Last Friday marked the beginning of the month of Kislev. We are at the point where each day gets a little darker, where every day is shorter. The time change exaggerates this for me. There is so little chance to be out in the sunlight with how early the sun sets.

I want to challenge us to bring some light into this darkness. As we approach the festival of Hanukkah, I would like us to bring light into the lives of others. Each day of Hanukkah we light a new candle; I suggest that every day of Kislev we intentionally bring some light into someone else’s life. Then as the solstice approaches we will be surrounded by the lights of Hanukkah and also the lights we have kindled in other people’s lives.

The Rabbis teach that the human soul is a candle for God. That is, our ethical and spiritual growth make the universe brighter as we are brought closer to the Divine. Every time we offer compassion or caring to someone else we are kindling their light. And what is so wonderful about this metaphor of flame is that it makes our own light all the brighter.

It is bringing light into someone’s life when you tell them thank you. This month, imagine if you thank all the people who help you in different ways. You could thank our wonderful ED, Risa Beckwith at for all the work she does to keep KE functioning. Remember six months ago when our postal carriers and delivery people were heroes? Tell them they still are.

It is bringing light into someone’s life when you donate to help. A donation to Second Harvest or IsraAid or JNF shares our blessings with others and makes sure there is a helping hand for people at moments of incredible difficulty. Second Harvest makes sure people have food to eat; IsraAid is responding as Israelis to crises world wide; JNF is protecting the water and ecology of Israel.

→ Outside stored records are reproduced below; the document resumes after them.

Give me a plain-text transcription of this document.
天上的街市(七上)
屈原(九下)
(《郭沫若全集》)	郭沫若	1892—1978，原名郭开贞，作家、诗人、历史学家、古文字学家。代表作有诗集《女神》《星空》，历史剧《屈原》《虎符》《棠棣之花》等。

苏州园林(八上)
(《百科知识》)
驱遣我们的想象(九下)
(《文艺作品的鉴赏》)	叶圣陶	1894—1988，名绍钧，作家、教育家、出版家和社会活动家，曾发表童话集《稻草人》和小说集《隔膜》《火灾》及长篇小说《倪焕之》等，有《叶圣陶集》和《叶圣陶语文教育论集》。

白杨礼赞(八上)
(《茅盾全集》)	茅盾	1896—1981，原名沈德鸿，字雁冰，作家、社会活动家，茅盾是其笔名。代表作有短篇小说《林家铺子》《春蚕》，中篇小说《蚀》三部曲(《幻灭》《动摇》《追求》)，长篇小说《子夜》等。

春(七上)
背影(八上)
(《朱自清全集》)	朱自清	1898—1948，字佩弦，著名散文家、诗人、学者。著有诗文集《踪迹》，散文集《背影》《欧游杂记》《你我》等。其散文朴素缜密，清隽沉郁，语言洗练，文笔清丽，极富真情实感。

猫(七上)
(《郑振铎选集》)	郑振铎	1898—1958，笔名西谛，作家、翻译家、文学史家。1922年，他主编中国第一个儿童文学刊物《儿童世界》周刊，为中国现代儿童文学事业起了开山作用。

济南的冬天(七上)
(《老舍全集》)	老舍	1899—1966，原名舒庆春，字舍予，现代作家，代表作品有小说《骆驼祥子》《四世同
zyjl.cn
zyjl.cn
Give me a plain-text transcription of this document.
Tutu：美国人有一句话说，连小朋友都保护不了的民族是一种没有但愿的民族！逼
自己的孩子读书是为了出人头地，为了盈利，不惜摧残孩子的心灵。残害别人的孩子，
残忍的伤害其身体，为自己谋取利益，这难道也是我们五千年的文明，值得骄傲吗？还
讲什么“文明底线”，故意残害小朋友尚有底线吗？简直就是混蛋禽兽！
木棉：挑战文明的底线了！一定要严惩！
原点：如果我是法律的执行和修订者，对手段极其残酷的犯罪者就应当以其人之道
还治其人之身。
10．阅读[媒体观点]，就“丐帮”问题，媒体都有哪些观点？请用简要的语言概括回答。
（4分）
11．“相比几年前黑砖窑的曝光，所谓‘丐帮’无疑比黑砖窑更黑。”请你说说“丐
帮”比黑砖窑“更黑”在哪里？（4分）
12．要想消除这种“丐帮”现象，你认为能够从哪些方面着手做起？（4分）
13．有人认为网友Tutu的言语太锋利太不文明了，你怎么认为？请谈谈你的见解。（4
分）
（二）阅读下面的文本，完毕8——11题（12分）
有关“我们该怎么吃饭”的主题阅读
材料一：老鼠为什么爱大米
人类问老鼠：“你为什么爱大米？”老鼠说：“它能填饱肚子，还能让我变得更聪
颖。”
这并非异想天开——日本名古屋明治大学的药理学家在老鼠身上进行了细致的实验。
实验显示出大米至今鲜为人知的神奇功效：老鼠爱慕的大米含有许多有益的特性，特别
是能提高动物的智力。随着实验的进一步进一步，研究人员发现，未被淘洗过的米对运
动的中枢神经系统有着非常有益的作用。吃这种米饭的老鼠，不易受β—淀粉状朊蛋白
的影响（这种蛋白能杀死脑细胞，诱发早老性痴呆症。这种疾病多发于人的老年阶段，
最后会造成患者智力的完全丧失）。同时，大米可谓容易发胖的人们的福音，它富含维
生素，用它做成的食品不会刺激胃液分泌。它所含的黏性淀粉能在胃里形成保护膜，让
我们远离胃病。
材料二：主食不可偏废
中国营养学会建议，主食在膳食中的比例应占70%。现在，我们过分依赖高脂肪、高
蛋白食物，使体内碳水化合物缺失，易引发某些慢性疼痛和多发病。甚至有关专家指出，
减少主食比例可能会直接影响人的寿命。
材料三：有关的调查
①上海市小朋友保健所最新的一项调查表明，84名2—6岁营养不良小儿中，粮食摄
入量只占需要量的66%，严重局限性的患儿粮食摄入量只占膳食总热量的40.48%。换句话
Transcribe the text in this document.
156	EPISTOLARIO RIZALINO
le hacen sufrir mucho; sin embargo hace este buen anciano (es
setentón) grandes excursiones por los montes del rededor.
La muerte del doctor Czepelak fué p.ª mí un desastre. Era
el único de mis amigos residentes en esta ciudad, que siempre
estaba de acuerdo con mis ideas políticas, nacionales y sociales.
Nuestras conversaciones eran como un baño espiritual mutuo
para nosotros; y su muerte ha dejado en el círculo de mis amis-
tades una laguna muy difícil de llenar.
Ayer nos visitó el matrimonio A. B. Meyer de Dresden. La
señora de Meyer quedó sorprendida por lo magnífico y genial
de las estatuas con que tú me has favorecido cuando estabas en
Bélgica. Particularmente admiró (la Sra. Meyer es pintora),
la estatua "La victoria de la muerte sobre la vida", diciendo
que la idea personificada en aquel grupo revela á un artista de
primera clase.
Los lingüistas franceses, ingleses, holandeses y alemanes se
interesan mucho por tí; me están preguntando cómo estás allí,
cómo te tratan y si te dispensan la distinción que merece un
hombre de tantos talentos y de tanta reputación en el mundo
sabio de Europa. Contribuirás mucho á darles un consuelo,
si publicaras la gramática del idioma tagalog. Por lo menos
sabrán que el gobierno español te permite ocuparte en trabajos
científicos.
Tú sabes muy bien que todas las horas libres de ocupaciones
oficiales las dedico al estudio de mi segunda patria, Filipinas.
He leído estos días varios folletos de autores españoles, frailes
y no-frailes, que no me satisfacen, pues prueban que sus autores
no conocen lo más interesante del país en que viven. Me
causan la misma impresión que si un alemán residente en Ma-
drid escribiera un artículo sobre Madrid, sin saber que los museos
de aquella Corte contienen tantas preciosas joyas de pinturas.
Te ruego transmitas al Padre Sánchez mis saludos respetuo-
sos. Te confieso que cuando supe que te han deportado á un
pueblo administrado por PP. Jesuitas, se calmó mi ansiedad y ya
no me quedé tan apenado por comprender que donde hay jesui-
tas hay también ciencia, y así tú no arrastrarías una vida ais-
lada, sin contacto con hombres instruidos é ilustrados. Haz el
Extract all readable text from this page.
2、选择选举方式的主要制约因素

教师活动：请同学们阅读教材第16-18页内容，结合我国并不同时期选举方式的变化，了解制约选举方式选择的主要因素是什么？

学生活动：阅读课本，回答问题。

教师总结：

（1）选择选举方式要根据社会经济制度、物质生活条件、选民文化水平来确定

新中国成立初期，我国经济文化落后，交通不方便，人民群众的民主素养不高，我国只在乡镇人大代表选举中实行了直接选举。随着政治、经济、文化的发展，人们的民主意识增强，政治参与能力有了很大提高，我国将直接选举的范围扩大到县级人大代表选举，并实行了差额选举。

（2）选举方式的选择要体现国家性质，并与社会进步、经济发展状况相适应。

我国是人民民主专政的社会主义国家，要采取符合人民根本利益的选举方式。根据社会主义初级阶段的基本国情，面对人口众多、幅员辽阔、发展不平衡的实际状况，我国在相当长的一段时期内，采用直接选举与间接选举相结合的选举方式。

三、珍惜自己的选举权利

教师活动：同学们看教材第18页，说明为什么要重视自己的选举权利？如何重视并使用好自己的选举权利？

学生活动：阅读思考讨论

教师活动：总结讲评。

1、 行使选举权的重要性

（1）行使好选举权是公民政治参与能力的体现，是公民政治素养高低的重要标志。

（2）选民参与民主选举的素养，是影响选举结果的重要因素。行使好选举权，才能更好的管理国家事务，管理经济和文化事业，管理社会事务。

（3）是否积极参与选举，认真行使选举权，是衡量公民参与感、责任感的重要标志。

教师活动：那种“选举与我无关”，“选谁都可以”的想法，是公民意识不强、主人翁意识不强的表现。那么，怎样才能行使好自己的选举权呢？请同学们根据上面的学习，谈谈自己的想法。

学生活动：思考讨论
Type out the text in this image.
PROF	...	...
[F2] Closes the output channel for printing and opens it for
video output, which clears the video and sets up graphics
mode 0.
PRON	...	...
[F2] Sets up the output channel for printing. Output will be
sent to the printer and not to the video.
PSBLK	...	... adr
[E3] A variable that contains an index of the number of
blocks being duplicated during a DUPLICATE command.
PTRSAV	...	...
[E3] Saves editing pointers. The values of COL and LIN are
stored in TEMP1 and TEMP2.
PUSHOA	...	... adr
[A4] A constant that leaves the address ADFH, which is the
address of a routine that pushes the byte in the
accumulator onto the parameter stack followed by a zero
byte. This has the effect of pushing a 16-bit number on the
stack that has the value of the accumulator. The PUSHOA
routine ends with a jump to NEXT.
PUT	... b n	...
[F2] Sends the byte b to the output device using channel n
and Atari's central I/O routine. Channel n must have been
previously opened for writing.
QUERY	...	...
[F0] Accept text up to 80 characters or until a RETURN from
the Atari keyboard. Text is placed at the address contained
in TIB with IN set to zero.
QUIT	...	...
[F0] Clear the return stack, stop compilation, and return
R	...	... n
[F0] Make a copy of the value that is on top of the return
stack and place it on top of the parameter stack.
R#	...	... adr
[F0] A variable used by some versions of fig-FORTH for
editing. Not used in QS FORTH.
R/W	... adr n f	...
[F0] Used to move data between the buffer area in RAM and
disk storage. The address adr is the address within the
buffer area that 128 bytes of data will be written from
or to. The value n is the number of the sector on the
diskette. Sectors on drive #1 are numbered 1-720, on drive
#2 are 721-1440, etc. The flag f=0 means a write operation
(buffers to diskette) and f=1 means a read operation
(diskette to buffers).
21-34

It brings light into someone’s life when you show up as a friend. A willingness to listen and be present whether to joy or sorrow is among life’s greatest gifts. This month, think about renewing a friendship or reaching out to someone new with whom to connect. Friendship is undervalued in our lives. This can be a month to renew and sustain those connections.

We bring light into people’s lives all the time. I suggest this month a great intentionality as we prepare for Hanukkah. Choose a gesture that is meaningful to you so that each day you add a little light to the world. Then, as Hanukkah arrives, recall those gestures as you light the candles. I believe they will transform our holiday into something special and meaningful.